Möglichkeit der weiteren dauerhaften Ausbreitung in Deutschland

Verbreitet ist der Erreger vor allem in Afrika, Israel, der Westtürkei, dem Mittleren Osten, Indien, Teilen Südostasiens und inzwischen auch in Nord- und Südamerika. In südeuropäischen Ländern wird es schon seit langem saisonal im Sommer übertragen und kann auch dort überwintern. Das Robert Koch-Institut (RKI) hält Infektionen mit dem WNV nun auch in Deutschland dauerhaft für möglich.

Laut dem jüngsten Epidemiologischen Bulletin des Instituts lassen Erfahrungen in Südeuropa vermuten, dass sich das West-Nil-Fieber in Deutschland etablieren und weiter ausbreiten wird. Vor allem längere Sommer mit hohen Temperaturen könnten zu einer verlängerten Saison und einer weiteren räumlichen Ausbreitung beitragen.

WNV: Entwicklung des Infektionsgeschehens in Deutschland

Bereits im Zeitraum zwischen 2003 und 2013 wurden 9 reiseassoziierte Fälle von West-Nil-Fieber gemeldet.
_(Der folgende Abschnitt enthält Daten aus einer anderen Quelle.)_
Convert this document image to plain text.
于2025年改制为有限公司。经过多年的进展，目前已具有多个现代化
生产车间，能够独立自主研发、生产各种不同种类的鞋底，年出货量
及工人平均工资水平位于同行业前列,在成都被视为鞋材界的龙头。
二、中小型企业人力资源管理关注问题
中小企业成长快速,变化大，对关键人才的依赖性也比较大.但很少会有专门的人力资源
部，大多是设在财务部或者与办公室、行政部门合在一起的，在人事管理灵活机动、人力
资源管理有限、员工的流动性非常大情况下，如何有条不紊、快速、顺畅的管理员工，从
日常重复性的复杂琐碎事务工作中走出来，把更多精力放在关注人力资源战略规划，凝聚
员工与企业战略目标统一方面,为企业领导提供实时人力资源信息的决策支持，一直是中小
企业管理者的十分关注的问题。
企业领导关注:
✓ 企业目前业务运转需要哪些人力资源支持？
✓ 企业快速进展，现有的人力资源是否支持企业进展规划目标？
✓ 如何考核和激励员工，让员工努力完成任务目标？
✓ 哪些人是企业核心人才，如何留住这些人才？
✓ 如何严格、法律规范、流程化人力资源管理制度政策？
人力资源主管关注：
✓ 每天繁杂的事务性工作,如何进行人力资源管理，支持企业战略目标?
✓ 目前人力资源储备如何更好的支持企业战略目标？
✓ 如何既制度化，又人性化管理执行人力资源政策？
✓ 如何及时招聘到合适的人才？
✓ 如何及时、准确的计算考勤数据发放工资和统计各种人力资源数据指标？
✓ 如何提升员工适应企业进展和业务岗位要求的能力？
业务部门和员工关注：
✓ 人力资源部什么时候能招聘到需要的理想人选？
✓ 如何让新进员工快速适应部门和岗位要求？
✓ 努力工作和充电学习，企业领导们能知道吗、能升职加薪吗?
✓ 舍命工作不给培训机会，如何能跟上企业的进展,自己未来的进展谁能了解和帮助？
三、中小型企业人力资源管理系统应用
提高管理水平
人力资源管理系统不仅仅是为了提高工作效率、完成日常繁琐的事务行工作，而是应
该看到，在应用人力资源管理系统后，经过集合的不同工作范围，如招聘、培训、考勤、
Seit 2016 sind in Deutschland akute humane Infektionen mit Arboviren wie dem WNV und dem verwandten Usutu-Virus meldepflichtig. Ein besonders starker WNV-Ausbruch in Südeuropa im Jahr 2018 führte auch in Deutschland im Sommer zu positiven Nachweisen bei Vögeln und Pferden, außerdem wurden 11 humane Infektionen übermittelt. 10 Fälle waren reiseassoziiert, die Infektion eines bayerischen Tierarztes war autochthon, jedoch nicht durch Stechmücken übertragen.1

Im Jahr 2019 erfasste das RKI 12 weitere WNV-Erkrankungen. In 7 Fällen handelte es sich um reiseassoziierte Infektionen, fünf Infektionen in Ostdeutschland waren autochthon. Drei der fünf Fälle waren neuroinvasive Erkrankungen, was aufgrund des klinischen Spektrums (80 % asymptomatische, 19 % symptomatische mit unkomplizierter Erkrankung, 1 % neuroinvasive Infektion mit schwerer Erkrankung) auf eine deutlich höhere Zahl nicht übermittelter Infektionen schließen lässt. Die Übertragung erfolgte aller Wahrscheinlichkeit nach über Stechmücken.1

Das West-Nil-Virus in Deutschland

  • Seit 2016 ist eine Infektion mit dem West-Nil-Virus hierzulande meldepflichtig.
  • 2018: Erster Virusnachweise bei Vögeln und Pferden.
  • Im Ausland steckten sich 2019 nachweislich sieben Bundesbürger an. Todesfälle sind bislang nicht bekannt.
  • Spätsommer 2019: In Ostdeutschland wurden erstmals fünf Infektionen beim Menschen diagnostiziert, die vermutlich auf Mückenübertragung im Inland zurückgehen.

Gebiete mit bekannter Zirkulation: RKI rät zu WNV-Diagnostik

Abb. 1: WNV-Fälle beim Menschen und Nachweise bei Tieren. Grafik aus dem Epidemiologischen Bulletin des Robert-Koch-Instituts.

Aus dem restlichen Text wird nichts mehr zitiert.